According to the tax department, a non-compete agreement is essentially a service provided by the seller of the business to the buyer. One such case involves a Bengaluru-based technology firm that sold the business to some investors for around Rs 1,000 crore. About 20% of the deal value was the non-compete fee. The sellers — a set of promoters — agreed that they would not start a competitive business for three years. They also agreed that they would not approach the company’s current customers in any way. The buyers have now got a notice asking them to pay GST on the value that is attached to the non-compete agreement. Another instance involves an infrastructure company where a senior executive had received a non-compete fee from the acquirer of the company for “not disclosing” certain company-related details during the acquisition. The problem is that many buyers had not taken this cost into consideration, say tax experts.
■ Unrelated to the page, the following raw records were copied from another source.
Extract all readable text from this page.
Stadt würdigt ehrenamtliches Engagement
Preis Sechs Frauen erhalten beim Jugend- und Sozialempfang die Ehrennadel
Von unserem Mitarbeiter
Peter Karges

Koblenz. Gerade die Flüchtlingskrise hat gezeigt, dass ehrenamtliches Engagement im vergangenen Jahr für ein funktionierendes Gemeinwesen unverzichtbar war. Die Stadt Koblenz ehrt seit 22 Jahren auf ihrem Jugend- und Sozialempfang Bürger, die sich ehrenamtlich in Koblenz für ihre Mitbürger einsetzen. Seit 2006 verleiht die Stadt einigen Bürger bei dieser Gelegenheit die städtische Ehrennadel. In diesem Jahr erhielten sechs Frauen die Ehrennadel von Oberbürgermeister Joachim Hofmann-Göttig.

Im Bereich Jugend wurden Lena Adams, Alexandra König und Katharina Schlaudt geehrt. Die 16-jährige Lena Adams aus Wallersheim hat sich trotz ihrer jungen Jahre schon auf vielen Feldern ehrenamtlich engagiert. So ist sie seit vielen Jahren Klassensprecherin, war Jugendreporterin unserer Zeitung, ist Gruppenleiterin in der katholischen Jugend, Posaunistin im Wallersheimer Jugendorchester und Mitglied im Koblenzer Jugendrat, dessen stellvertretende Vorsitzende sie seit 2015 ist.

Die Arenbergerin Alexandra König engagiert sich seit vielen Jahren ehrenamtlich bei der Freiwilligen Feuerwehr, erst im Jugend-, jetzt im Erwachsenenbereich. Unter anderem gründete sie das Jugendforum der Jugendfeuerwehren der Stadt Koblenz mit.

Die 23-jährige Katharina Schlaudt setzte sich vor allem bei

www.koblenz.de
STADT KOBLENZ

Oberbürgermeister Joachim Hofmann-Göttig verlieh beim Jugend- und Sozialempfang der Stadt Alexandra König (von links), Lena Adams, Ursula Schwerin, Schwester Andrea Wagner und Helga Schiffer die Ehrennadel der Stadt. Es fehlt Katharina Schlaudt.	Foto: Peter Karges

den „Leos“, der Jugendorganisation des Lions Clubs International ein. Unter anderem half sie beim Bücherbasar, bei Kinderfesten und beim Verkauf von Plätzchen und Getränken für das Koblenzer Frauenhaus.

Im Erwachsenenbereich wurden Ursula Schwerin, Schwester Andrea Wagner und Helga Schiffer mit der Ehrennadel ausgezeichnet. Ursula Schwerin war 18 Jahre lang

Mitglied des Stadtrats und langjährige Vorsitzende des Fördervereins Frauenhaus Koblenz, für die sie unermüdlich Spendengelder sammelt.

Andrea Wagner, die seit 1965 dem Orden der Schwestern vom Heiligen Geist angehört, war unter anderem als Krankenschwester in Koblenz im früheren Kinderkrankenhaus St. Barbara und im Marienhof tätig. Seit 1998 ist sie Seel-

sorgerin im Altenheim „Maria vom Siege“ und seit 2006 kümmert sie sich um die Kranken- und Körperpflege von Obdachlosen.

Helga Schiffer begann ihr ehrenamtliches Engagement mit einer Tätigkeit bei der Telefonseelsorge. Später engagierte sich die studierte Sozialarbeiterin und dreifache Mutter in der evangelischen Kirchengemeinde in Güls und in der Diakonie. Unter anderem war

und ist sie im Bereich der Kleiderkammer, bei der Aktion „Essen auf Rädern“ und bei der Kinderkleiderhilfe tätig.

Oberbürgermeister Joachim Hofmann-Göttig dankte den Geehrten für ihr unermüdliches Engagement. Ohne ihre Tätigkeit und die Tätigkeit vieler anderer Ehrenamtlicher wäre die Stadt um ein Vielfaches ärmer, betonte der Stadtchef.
In M&A situations, the issue that the tax department may seek to levy GST on non-compete fees has been coming up in the recent past, legal firm Pioneer Legal’s managing partner, Satish Kishanchandani, said. “In many cases, this cost has not been accounted for and now the question is who will bear this cost.” Tax authorities are relying on a particular section of the GST framework that could allow them to tax such transactions, experts said. “Many non-compete arrangements contain covenants which prohibit the parties from certain acts and transactions and these could potentially be covered by Schedule 2.
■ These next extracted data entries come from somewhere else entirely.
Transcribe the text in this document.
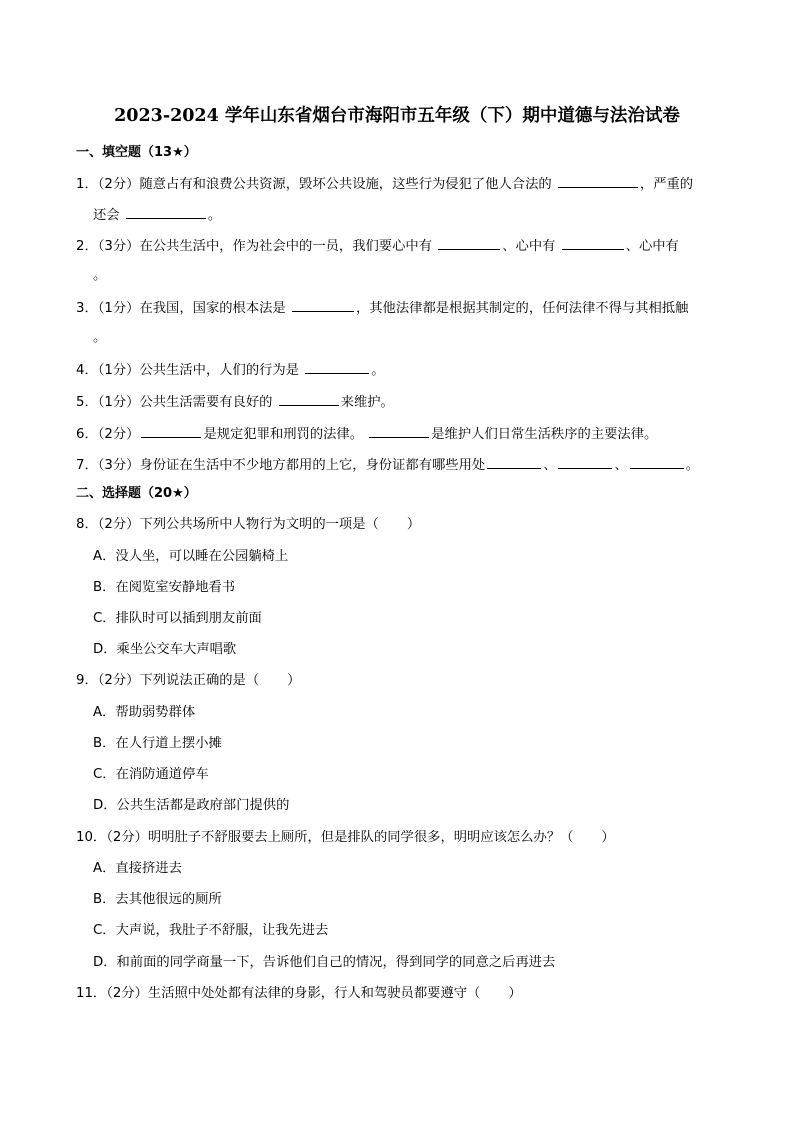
2023-2024 学年山东省烟台市海阳市五年级（下）期中道德与法治试卷
一、填空题（13★）
1．（2分）随意占有和浪费公共资源，毁坏公共设施，这些行为侵犯了他人合法的	，严重的
还会	。
2．（3分）在公共生活中，作为社会中的一员，我们要心中有	、心中有	、心中有
。
3．（1分）在我国，国家的根本法是	，其他法律都是根据其制定的，任何法律不得与其相抵触
。
4．（1分）公共生活中，人们的行为是	。
5．（1分）公共生活需要有良好的	来维护。
6．（2分）	是规定犯罪和刑罚的法律。	是维护人们日常生活秩序的主要法律。
7．（3分）身份证在生活中不少地方都用的上它，身份证都有哪些用处	、	、	。
二、选择题（20★）
8．（2分）下列公共场所中人物行为文明的一项是（ ）
A．没人坐，可以睡在公园躺椅上
B．在阅览室安静地看书
C．排队时可以插到朋友前面
D．乘坐公交车大声唱歌
9．（2分）下列说法正确的是（ ）
A．帮助弱势群体
B．在人行道上摆小摊
C．在消防通道停车
D．公共生活都是政府部门提供的
10．（2分）明明肚子不舒服要去上厕所，但是排队的同学很多，明明应该怎么办？（ ）
A．直接挤进去
B．去其他很远的厕所
C．大声说，我肚子不舒服，让我先进去
D．和前面的同学商量一下，告诉他们自己的情况，得到同学的同意之后再进去
11．（2分）生活照中处处都有法律的身影，行人和驾驶员都要遵守（ ）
However, specific terms of the arrangement would impart clarity on taxability,” Deloitte India partner MS Mani said. In the GST framework, even an agreement to abstain from an economic activity for a consideration is deemed to be a service and must be taxed. “Agreeing to the obligation to refrain from an act, or to tolerate an act or a situation, or to do an act” is also considered an economic activity on which GST can be applied, as per the GST framework. “Under the law ‘agreeing to the obligation to refrain from an act’ could be considered as a deemed service and if that be so, as per the government’s contentions, a ‘non-compete’ service could come under the purview of GST. While there are arguments against this position, it is imperative to understand that it is government’s intentions to levy tax on such arrangements and organisations need to factor this in,” said Uday Pimprikar, partner and national leader, indirect tax, EY India.